Jusqu'à la création du cimetière en 1798, les membres de la communauté juive de Thann (qui remonte au début du XIVe siècle[39] faisaient partie des 41 communautés juives qui, en 1779, étaient du ressort du Cimetière de Jungholtz[40].
Le « vieux cimetière » situé rue Humberger abrite 223 stèles et comporte une tombe de 1799 et la plus récente à 1916. Roger Hamon[41],[42], lors de son travail de déchiffrage des épitaphes, a attiré l'attention sur le fait exceptionnel qu'à Thann de nombreuses stèles s'inspirent du style gothique de la collégiale, comme pour s'efforcer de répondre et d'être en harmonie avec l'église catholique (Ce qui lui laissait penser que les sculpteurs étaient vraisemblablement les mêmes que ceux qui entretenaient la Collégiale Saint-Thiébaut de Thann). On remarquera également que, contrairement à l'obligation qui leur est faite après l'annexion allemande de 1870 de n'utiliser que la langue allemande pour leurs inscriptions, les juifs adoptaient toujours l'hébreu et le français[43].
Le vieux cimetière a fait l'objet d'une opération de restauration, à l'initiative de l'Association des Amis de la Synagogue de Thann, en juillet 2015[44].
Un nouveau cimetière a ensuite été aménagé rue d'Aspach, au lieu-dit Steinacker.

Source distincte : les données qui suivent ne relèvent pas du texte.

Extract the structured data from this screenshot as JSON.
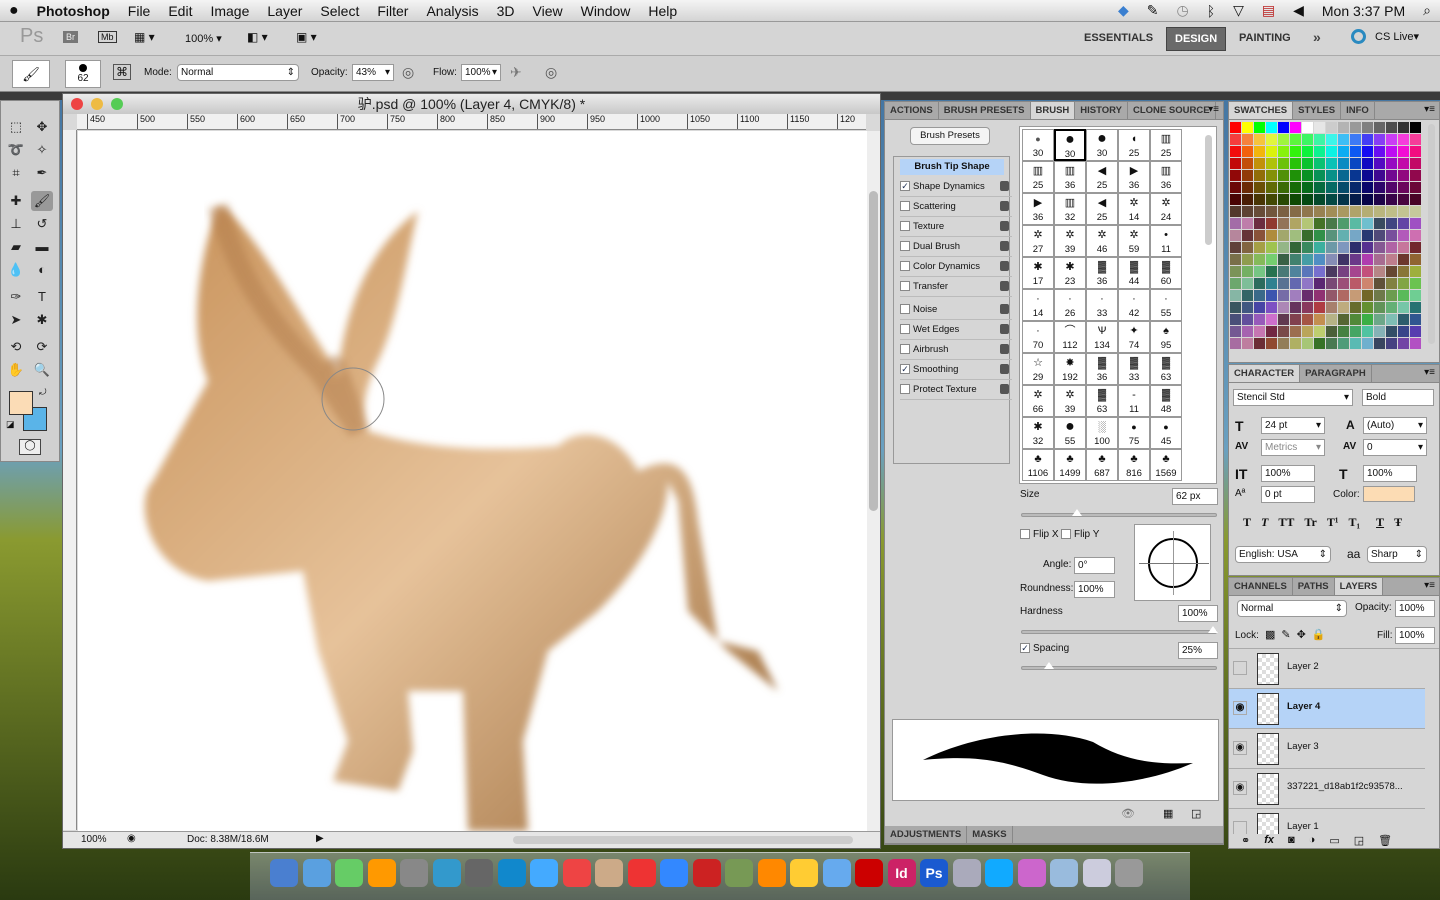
{
  "menubar": {
    "apple": "",
    "app": "Photoshop",
    "items": [
      "File",
      "Edit",
      "Image",
      "Layer",
      "Select",
      "Filter",
      "Analysis",
      "3D",
      "View",
      "Window",
      "Help"
    ],
    "clock": "Mon 3:37 PM"
  },
  "appbar": {
    "logo": "Ps",
    "bridge": "Br",
    "minibridge": "Mb",
    "zoom": "100%",
    "workspaces": [
      "ESSENTIALS",
      "DESIGN",
      "PAINTING"
    ],
    "active_workspace": "DESIGN",
    "more": "»",
    "cslive": "CS Live"
  },
  "options": {
    "brush_size": "62",
    "mode_label": "Mode:",
    "mode": "Normal",
    "opacity_label": "Opacity:",
    "opacity": "43%",
    "flow_label": "Flow:",
    "flow": "100%"
  },
  "document": {
    "title": "驴.psd @ 100% (Layer 4, CMYK/8) *",
    "ruler_ticks": [
      "450",
      "500",
      "550",
      "600",
      "650",
      "700",
      "750",
      "800",
      "850",
      "900",
      "950",
      "1000",
      "1050",
      "1100",
      "1150",
      "120"
    ],
    "zoom": "100%",
    "doc_info": "Doc: 8.38M/18.6M"
  },
  "colors": {
    "foreground": "#fbdcb6",
    "background": "#5ab4e8",
    "selected_layer": "#b5d3f7",
    "char_color": "#fcdcb4"
  },
  "brush_panel": {
    "tabs": [
      "ACTIONS",
      "BRUSH PRESETS",
      "BRUSH",
      "HISTORY",
      "CLONE SOURCE"
    ],
    "active_tab": "BRUSH",
    "presets_button": "Brush Presets",
    "tip_shape": "Brush Tip Shape",
    "options": [
      {
        "label": "Shape Dynamics",
        "checked": true
      },
      {
        "label": "Scattering",
        "checked": false
      },
      {
        "label": "Texture",
        "checked": false
      },
      {
        "label": "Dual Brush",
        "checked": false
      },
      {
        "label": "Color Dynamics",
        "checked": false
      },
      {
        "label": "Transfer",
        "checked": false
      },
      {
        "label": "Noise",
        "checked": false
      },
      {
        "label": "Wet Edges",
        "checked": false
      },
      {
        "label": "Airbrush",
        "checked": false
      },
      {
        "label": "Smoothing",
        "checked": true
      },
      {
        "label": "Protect Texture",
        "checked": false
      }
    ],
    "sizes": [
      "30",
      "30",
      "30",
      "25",
      "25",
      "25",
      "36",
      "25",
      "36",
      "36",
      "36",
      "32",
      "25",
      "14",
      "24",
      "27",
      "39",
      "46",
      "59",
      "11",
      "17",
      "23",
      "36",
      "44",
      "60",
      "14",
      "26",
      "33",
      "42",
      "55",
      "70",
      "112",
      "134",
      "74",
      "95",
      "29",
      "192",
      "36",
      "33",
      "63",
      "66",
      "39",
      "63",
      "11",
      "48",
      "32",
      "55",
      "100",
      "75",
      "45",
      "1106",
      "1499",
      "687",
      "816",
      "1569"
    ],
    "size_label": "Size",
    "size": "62 px",
    "flip_x": "Flip X",
    "flip_y": "Flip Y",
    "angle_label": "Angle:",
    "angle": "0°",
    "roundness_label": "Roundness:",
    "roundness": "100%",
    "hardness_label": "Hardness",
    "hardness": "100%",
    "spacing_label": "Spacing",
    "spacing": "25%",
    "size_level": 0.27,
    "hardness_level": 1.0,
    "spacing_level": 0.12
  },
  "adjustments": {
    "tabs": [
      "ADJUSTMENTS",
      "MASKS"
    ]
  },
  "swatches": {
    "tabs": [
      "SWATCHES",
      "STYLES",
      "INFO"
    ]
  },
  "character": {
    "tabs": [
      "CHARACTER",
      "PARAGRAPH"
    ],
    "font": "Stencil Std",
    "style": "Bold",
    "size": "24 pt",
    "leading": "(Auto)",
    "kerning": "Metrics",
    "tracking": "0",
    "vscale": "100%",
    "hscale": "100%",
    "baseline": "0 pt",
    "color_label": "Color:",
    "styles": [
      "T",
      "T",
      "TT",
      "Tr",
      "T¹",
      "T₁",
      "T",
      "Ŧ"
    ],
    "language": "English: USA",
    "aa_icon": "aa",
    "antialias": "Sharp"
  },
  "layers": {
    "tabs": [
      "CHANNELS",
      "PATHS",
      "LAYERS"
    ],
    "blend": "Normal",
    "opacity_label": "Opacity:",
    "opacity": "100%",
    "lock_label": "Lock:",
    "fill_label": "Fill:",
    "fill": "100%",
    "items": [
      {
        "name": "Layer 2",
        "visible": false
      },
      {
        "name": "Layer 4",
        "visible": true,
        "selected": true
      },
      {
        "name": "Layer 3",
        "visible": true
      },
      {
        "name": "337221_d18ab1f2c93578...",
        "visible": true
      },
      {
        "name": "Layer 1",
        "visible": false
      }
    ]
  },
  "dock": [
    "finder",
    "dashboard",
    "app-store-cube",
    "app-launcher",
    "preview",
    "wordpress",
    "system-prefs",
    "app-store",
    "safari",
    "chrome",
    "stickies",
    "ical",
    "itunes",
    "photo-booth",
    "iphoto",
    "vlc",
    "paint",
    "mail",
    "acrobat",
    "indesign",
    "photoshop",
    "tool",
    "skype",
    "pinwheel",
    "folder",
    "folder-2",
    "trash"
  ]
}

Une stèle en pierre gravée porte le nom des juifs thannois déportés[45],[46].
Cette association souhaite contribuer à la préservation, la mise en valeur, et l’animation du patrimoine israélite de Thann et ses environs[47]. Pour cela elle se propose d'approfondir les recherches documentaires et historiques et d’élaborer des dossiers, en accord avec le Consistoire, la Communauté israélite Thann-Cernay, la Ville de Thann, les services compétents de l’État (Direction régionale des Affaires culturelles / Conservation régionale des monuments historiques), Service régional de l'archéologie, la Région (service régional de l’inventaire qui est déjà intervenu pour dresser un inventaire du patrimoine local) et des Archives départementales du Haut-Rhin pour :
Depuis 1983, année au cours de laquelle le dernier mariage a été célébré à la synagogue de Thann, aucun office n'y a eu lieu.